• Bug
  • Status: Closed
  • 2 Major
  • Resolution: Fixed
  • drb
  • Reporter: teck
  • September 08, 2009
  • 0
  • Watchers: 0
  • November 25, 2009
  • November 02, 2009

Attachments

Description

There is a subtle race in DistributedCacheImpl.invalidateCacheEntries(). This is the code with some noise removed:

protected void invalidateCacheEntries(final Iterator keys) \{ while (keys.hasNext()) \{ K key = keys.next(); TimestampedValue wrappedValue = data.get(key); if (wrappedValue == null) continue;

int now = getTime();
if (wrappedValue.isExpired(now, config)) {
  evict(key, wrappedValue, now);
}   \} \}

The entry retrieved from the get() above might have been already replaced (with a fresh new non-expired item) before we evaluate it and potentially remove it.

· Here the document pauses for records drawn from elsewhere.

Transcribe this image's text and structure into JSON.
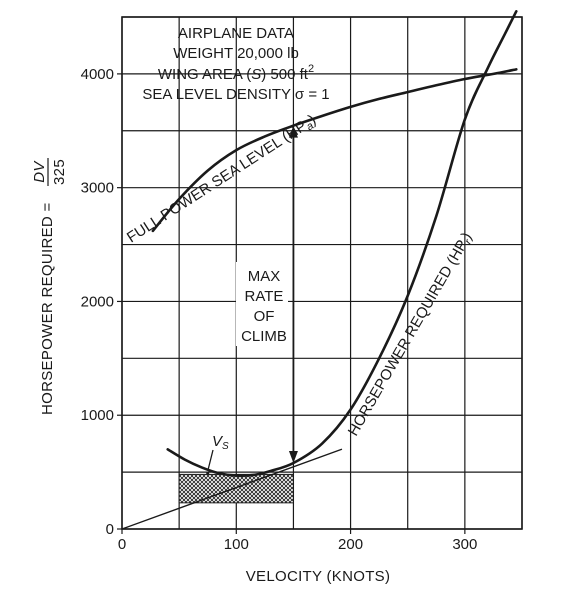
{
  "chart_data": {
    "type": "line",
    "xlabel": "VELOCITY (KNOTS)",
    "ylabel_main": "HORSEPOWER REQUIRED =",
    "ylabel_numerator": "DV",
    "ylabel_denominator": "325",
    "xlim": [
      0,
      350
    ],
    "ylim": [
      0,
      4500
    ],
    "xticks": [
      0,
      100,
      200,
      300
    ],
    "yticks": [
      0,
      1000,
      2000,
      3000,
      4000
    ],
    "grid": true,
    "info_box": {
      "line1": "AIRPLANE DATA",
      "line2": "WEIGHT 20,000 lb",
      "line3_pre": "WING AREA (",
      "line3_S": "S",
      "line3_mid": ") 500 ft",
      "line3_sup": "2",
      "line4": "SEA LEVEL DENSITY σ = 1"
    },
    "series": [
      {
        "name": "FULL POWER SEA LEVEL (HPa)",
        "label_text": "FULL POWER SEA LEVEL (HP",
        "label_sub": "a",
        "label_close": ")",
        "x": [
          27,
          50,
          75,
          100,
          125,
          150,
          175,
          200,
          225,
          250,
          275,
          300,
          325,
          345
        ],
        "y": [
          2620,
          2900,
          3150,
          3330,
          3450,
          3545,
          3630,
          3710,
          3780,
          3840,
          3900,
          3955,
          4000,
          4040
        ]
      },
      {
        "name": "HORSEPOWER REQUIRED (HPr)",
        "label_text": "HORSEPOWER REQUIRED (HP",
        "label_sub": "r",
        "label_close": ")",
        "x": [
          40,
          55,
          70,
          85,
          100,
          115,
          130,
          150,
          175,
          200,
          225,
          250,
          275,
          300,
          320,
          335,
          345
        ],
        "y": [
          700,
          610,
          540,
          490,
          470,
          475,
          510,
          580,
          750,
          1050,
          1500,
          2050,
          2750,
          3600,
          4050,
          4350,
          4550
        ]
      },
      {
        "name": "tangent",
        "x": [
          0,
          192
        ],
        "y": [
          0,
          700
        ]
      }
    ],
    "annotations": {
      "max_roc_line1": "MAX",
      "max_roc_line2": "RATE",
      "max_roc_line3": "OF",
      "max_roc_line4": "CLIMB",
      "max_roc_x": 150,
      "max_roc_y_low": 580,
      "max_roc_y_high": 3545,
      "vs_label": "V",
      "vs_sub": "S",
      "vs_x": 75,
      "vs_y": 490,
      "hatched_region": {
        "x": [
          50,
          150
        ],
        "y": [
          230,
          480
        ]
      }
    }
  }
}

Seems like we should be either be using lockEntry() around the shebang there to remove the race, or better yet use the two argument remove(Object,Object) on the underlying map to only remove the value if it has not been replaced

Comments

Abhishek Singh 2009-10-26

Fixed in rev-19229 in trunk and rev-19230 in tc-3.1 branch.

Tim Eck 2009-10-26

We can create a new item if you want (rather than re-opening this one), but at the team meeting this morning we agreed that we’d prefer to use the two argument remove() to fix this

Abhishek Singh 2009-10-28

Fixed to used 2 argument remove() in rev-19253 + added support for ConcurrentMap in DistributedCacheImpl. Rev-19254 for tc-3.1

Abhishek Singh 2009-10-29

Ran h2lcperf with TTI set to 2 mins (so that invalidation happens) before/after changes:

Before: 2009-10-29 04:01:20,614 INFO [AbstractPerfTest] - <——- FINAL REPORT ——– > 2009-10-29 04:01:20,615 INFO [AbstractPerfTest] - <Cluster TPS: 255.7> 2009-10-29 04:01:20,615 INFO [AbstractPerfTest] - <Node TPS: 32.4> 2009-10-29 04:01:20,753 INFO [AbstractPerfTest] - <Cluster Min Latency: 0, Cluster Max Latency: 15113, Cluster Avge Latency: 1551>

After: 2009-10-29 02:44:38,520 INFO [AbstractPerfTest] - <——- FINAL REPORT ——– > 2009-10-29 02:44:38,521 INFO [AbstractPerfTest] - <Cluster TPS: 258.0> 2009-10-29 02:44:38,522 INFO [AbstractPerfTest] - <Node TPS: 32.4> 2009-10-29 02:44:38,719 INFO [AbstractPerfTest] - <Cluster Min Latency: 0, Cluster Max Latency: 16671, Cluster Avge Latency: 1536>

No significant change in perf, in fact improvement of 2.3 tps :-P

Abhishek Singh 2009-10-29

Attached read performance graph during test before/after changes for one node. Same performance.

Abhishek Singh 2009-11-02

This is fixed (using 2 argument remove).

Himadri Singh 2009-11-25

DistributedMapTestApp.java covers this. Test is been running on monkeys and is not failing.